MARLI: Yeah, it’s that not everything that can work for everybody, so some people are disappointed, which is totally understandable. I do feel for them, when they see this celebrated brand, or they see their friends, or see the people they’re following posting about how great it is for them, and then, it doesn’t work, or they received the wrong size, and they are upset. So yeah, and I don’t think it’s anything besides it is just not being able to work for some people. There’s also, just your regular shipping incidences and stuff, but we really do our best to  try to make people happy. If we know we sent the wrong thing we are accountable to that. We even have a policy where, if people email us and get sizing help, and they received the binder and it still doesn’t fit, then we  make sure we cover all the exchange, shipping and everything, because you want to take accountability for that.

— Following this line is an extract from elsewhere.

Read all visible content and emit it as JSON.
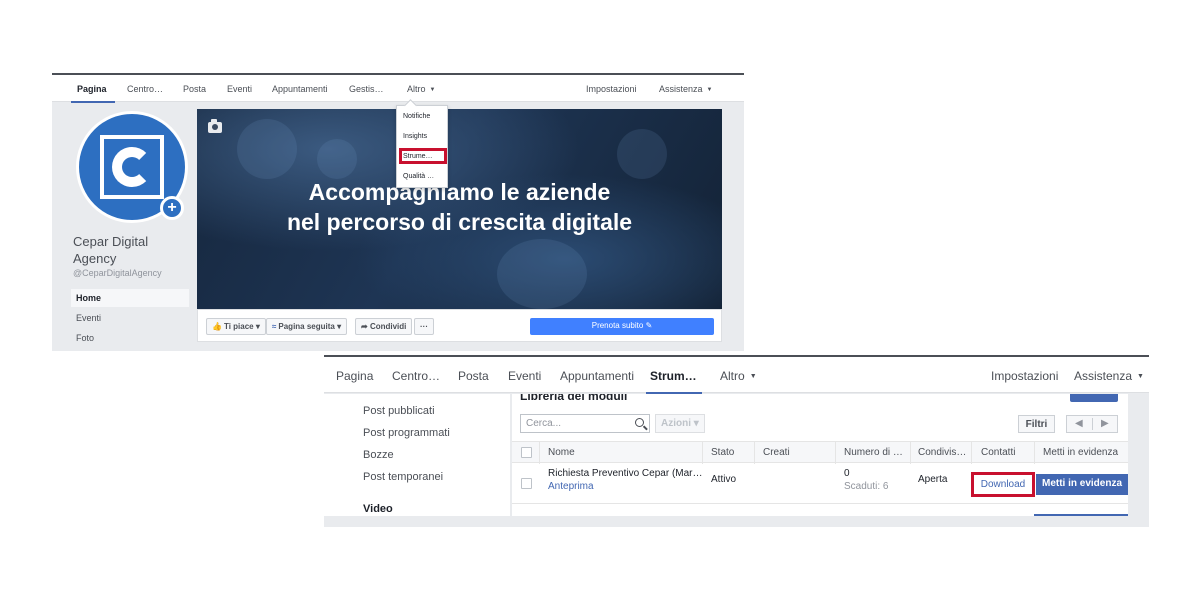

KELLY REDDY-BEST: Which is nice! It’s difficult to get sizing right over the internet. Sizing is so difficult in general. [laughs]

MARLI: Yeah, especially for this. I was looking at the exchange percentage for online clothing companies, and we have a lower than average exchange percentage, which is really awesome considering that it’s something that is so tight, and really needs to fit properly. So that was pretty nice to see. We have some people that just order and don’t want to ask for help, which I also get, but our binders were sized for a smaller frame. They are not for male’s frame so, I’m a size Large and I’m the small-medium range for other apparel, so a lot of people will order and get things that are really too small. We really try to emphasize, without scaring people, that they really need to get their own size.

KELLY REDDY-BEST: Can you just talk about how you consider sustainability and ethical business model practices?

MARLI: Sustainability is just really hard as a start-up, and definitely as a company that ships a lot of stuff, it is something that me and my partner are concerned about. It is hard also as a startup, because you need to really know, where the budget is, and not necessarily knowing where all that will fall in the first week or first few years. You don’t know what could change.  So that’s definitely a challenge that we want to take on in the future. I think sustainability definitely making sure everything is made in the USA. It’s in the office itself, no one is paid minimum wage, everyone is paid above that. Everyone that is full-time has the option to get healthcare.  It’s not dependent on how long they’ve worked here, or their salary. We recently added a policy, because we actually haven’t had any of our employees get surgery until this year, so we needed a policy to allow employees go live somewhere for any gender affirming surgery, for a paid two weeks. That’s so much a parental thing. So, I’m just making sure that things are as taken care of as much as possible and to our office and our community specifications. We are changing and adding a few new policies. We initially started a policy to transport people with Uber-lift, just to make sure everyone got here. Now that it’s grown, it’s definitely a larger cost than what we started with, but it’s something we’re able still work out covering almost every month. We want to be able to keep it and not have it misused. It’s definitely a balanced turn to offer things for our community, and for our employees but let’s not have it taken too far. Um … yeah.  is that good for …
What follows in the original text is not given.